Welcome to the Nexus of Ethics, Psychology, Morality, Philosophy and Health Care

Welcome to the nexus of ethics, psychology, morality, technology, health care, and philosophy

Sunday, July 13, 2025

ChatGPT is pushing people towards mania, psychosis and death – and OpenAI doesn’t know how to stop it

Anthony Cuthbertson
The Independent
Originally posted 6 July 25

Here is an excerpt:

“There have already been deaths from the use of commercially available bots,” they noted. “We argue that the stakes of LLMs-as-therapists outweigh their justification and call for precautionary restrictions.”

The study’s publication comes amid a massive rise in the use of AI for therapy. Writing in The Independent last week, psychotherapist Caron Evans noted that a “quiet revolution” is underway with how people are approaching mental health, with artificial intelligence offering a cheap and easy option to avoid professional treatment.

“From what I’ve seen in clinical supervision, research and my own conversations, I believe that ChatGPT is likely now to be the most widely used mental health tool in the world,” she wrote. “Not by design, but by demand.”

The Stanford study found that the dangers involved with using AI bots for this purpose arise from their tendency to agree with users, even if what they’re saying is wrong or potentially harmful. This sycophancy is an issue that OpenAI acknowledged in a May blog post, which detailed how the latest ChatGPT had become “overly supportive but disingenuous”, leading to the chatbot “validating doubts, fueling anger, urging impulsive decisions, or reinforcing negative emotions”.

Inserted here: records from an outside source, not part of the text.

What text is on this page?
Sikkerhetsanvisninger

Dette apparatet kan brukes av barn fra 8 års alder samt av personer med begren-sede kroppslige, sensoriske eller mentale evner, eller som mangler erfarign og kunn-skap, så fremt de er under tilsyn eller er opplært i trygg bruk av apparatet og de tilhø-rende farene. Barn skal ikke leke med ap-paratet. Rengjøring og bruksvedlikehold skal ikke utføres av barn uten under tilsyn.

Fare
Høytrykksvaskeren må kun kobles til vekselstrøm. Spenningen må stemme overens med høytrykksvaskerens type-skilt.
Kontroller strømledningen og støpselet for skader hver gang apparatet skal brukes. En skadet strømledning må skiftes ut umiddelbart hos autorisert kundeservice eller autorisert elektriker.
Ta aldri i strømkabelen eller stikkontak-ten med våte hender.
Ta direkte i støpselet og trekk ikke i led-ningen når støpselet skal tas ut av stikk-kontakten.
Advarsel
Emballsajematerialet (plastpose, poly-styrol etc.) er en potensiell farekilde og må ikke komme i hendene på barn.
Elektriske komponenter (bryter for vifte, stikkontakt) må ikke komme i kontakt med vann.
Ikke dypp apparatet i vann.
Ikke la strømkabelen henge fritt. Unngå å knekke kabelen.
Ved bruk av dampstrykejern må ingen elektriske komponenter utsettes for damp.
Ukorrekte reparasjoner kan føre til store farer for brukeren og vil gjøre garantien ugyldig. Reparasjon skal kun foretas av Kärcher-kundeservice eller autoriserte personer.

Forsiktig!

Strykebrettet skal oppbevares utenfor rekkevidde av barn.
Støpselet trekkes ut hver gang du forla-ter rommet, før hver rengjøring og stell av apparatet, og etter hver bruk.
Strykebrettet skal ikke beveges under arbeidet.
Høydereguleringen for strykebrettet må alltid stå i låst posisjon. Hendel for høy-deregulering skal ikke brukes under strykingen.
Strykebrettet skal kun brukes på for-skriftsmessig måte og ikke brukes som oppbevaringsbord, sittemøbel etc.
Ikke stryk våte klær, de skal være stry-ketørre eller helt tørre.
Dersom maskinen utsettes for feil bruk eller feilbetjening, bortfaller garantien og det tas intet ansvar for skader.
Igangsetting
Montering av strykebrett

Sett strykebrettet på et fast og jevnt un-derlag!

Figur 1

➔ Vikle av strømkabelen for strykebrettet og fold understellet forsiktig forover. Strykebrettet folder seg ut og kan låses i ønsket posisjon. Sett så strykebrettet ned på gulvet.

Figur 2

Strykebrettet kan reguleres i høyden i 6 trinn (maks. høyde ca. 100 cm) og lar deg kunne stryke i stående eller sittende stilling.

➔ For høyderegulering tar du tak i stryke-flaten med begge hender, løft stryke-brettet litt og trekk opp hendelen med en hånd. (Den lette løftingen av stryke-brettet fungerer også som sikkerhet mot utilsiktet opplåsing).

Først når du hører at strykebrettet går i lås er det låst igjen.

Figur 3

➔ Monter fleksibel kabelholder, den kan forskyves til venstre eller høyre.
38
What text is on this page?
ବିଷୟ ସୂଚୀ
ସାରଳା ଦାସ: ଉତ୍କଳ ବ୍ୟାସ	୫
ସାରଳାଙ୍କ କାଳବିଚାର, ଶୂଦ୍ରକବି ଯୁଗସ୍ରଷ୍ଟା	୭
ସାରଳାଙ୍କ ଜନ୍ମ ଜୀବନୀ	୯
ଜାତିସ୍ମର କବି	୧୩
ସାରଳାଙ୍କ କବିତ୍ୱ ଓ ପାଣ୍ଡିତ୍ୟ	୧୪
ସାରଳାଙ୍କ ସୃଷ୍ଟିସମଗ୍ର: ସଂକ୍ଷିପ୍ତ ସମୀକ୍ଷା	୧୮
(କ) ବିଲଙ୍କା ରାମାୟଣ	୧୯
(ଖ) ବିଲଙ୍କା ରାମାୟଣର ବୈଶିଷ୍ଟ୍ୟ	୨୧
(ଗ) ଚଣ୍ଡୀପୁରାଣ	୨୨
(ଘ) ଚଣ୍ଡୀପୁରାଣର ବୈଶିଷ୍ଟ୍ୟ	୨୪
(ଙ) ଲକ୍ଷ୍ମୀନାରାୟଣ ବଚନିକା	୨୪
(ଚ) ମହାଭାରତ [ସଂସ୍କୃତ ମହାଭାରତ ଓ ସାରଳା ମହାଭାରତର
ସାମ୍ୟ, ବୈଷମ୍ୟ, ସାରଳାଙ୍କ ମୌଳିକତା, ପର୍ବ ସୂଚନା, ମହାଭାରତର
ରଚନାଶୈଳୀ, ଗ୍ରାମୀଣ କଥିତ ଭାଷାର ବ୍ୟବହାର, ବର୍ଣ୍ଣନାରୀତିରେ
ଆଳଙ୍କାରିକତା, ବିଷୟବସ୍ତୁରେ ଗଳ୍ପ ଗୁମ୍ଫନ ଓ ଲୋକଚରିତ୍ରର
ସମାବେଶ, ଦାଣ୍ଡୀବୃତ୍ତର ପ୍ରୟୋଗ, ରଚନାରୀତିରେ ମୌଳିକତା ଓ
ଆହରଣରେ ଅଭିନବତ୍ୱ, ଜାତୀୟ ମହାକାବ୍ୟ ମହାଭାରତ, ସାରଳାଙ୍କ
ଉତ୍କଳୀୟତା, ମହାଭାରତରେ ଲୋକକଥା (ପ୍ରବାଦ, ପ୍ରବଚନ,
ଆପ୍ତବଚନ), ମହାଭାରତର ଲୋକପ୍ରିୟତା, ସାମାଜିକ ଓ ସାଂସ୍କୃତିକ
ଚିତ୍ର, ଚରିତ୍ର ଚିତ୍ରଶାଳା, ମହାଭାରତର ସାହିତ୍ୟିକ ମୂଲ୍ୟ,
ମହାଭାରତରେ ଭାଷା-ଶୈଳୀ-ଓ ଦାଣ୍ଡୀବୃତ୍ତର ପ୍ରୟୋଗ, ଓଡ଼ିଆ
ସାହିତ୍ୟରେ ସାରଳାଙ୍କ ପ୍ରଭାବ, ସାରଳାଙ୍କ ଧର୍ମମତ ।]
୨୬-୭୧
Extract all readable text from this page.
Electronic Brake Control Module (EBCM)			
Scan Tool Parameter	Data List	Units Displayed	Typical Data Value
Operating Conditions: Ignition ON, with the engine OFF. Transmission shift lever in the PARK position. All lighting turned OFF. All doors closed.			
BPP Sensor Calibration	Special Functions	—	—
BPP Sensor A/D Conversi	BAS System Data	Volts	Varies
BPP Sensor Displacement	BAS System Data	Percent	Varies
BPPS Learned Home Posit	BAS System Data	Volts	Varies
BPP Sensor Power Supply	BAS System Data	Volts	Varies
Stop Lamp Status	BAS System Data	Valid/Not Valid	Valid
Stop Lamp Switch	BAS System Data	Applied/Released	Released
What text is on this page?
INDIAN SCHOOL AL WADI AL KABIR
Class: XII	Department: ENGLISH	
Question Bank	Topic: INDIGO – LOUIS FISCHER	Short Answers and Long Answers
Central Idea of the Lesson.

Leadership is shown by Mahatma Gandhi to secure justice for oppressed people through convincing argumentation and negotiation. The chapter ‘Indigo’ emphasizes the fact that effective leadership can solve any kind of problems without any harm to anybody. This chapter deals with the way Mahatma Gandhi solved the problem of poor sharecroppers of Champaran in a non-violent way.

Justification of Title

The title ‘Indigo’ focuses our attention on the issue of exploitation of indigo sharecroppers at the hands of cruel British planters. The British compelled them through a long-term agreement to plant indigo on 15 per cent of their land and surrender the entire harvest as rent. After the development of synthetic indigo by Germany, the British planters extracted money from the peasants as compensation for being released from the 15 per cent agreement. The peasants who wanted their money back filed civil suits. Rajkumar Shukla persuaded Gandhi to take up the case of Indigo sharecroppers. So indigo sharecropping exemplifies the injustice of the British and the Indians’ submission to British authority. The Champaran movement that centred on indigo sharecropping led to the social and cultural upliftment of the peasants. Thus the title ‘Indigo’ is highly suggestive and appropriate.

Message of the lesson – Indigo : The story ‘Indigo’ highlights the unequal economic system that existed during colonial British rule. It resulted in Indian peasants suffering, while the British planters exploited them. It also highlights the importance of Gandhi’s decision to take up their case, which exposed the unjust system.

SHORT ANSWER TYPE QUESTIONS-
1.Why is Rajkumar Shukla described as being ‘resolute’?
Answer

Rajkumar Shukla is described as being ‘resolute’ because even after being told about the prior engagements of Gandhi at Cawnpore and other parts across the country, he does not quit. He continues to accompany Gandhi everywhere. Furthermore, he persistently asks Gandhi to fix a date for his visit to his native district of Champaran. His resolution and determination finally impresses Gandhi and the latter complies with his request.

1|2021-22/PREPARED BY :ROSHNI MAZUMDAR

While ChatGPT was not specifically designed to be used for this purpose, dozens of apps have appeared in recent months that claim to serve as an AI therapist. Some established organisations have even turned to the technology – sometimes with disastrous consequences. In 2023, the National Eating Disorders Association in the US was forced to shut down its AI chatbot Tessa after it began offering users weight loss advice.


Here are some thoughts:

The article warns that AI chatbots like ChatGPT are increasingly being used for mental health support, often with dangerous consequences. A Stanford study found that these chatbots can validate harmful thoughts, reinforce negative emotions, and provide unsafe information—escalating crises like suicidal ideation, mania, and psychosis. Real-world cases include a Florida man with schizophrenia who became obsessed with an AI-generated persona and later died in a police confrontation. Experts warn of a phenomenon called “chatbot psychosis,” where AI interactions intensify delusions in vulnerable individuals. Despite growing awareness, OpenAI has not adequately addressed the risks, and researchers call for urgent restrictions on using AI as a therapeutic tool. While companies like Meta see AI as the future of mental health care, critics stress that more data alone won't solve the problem, and current safeguards are insufficient.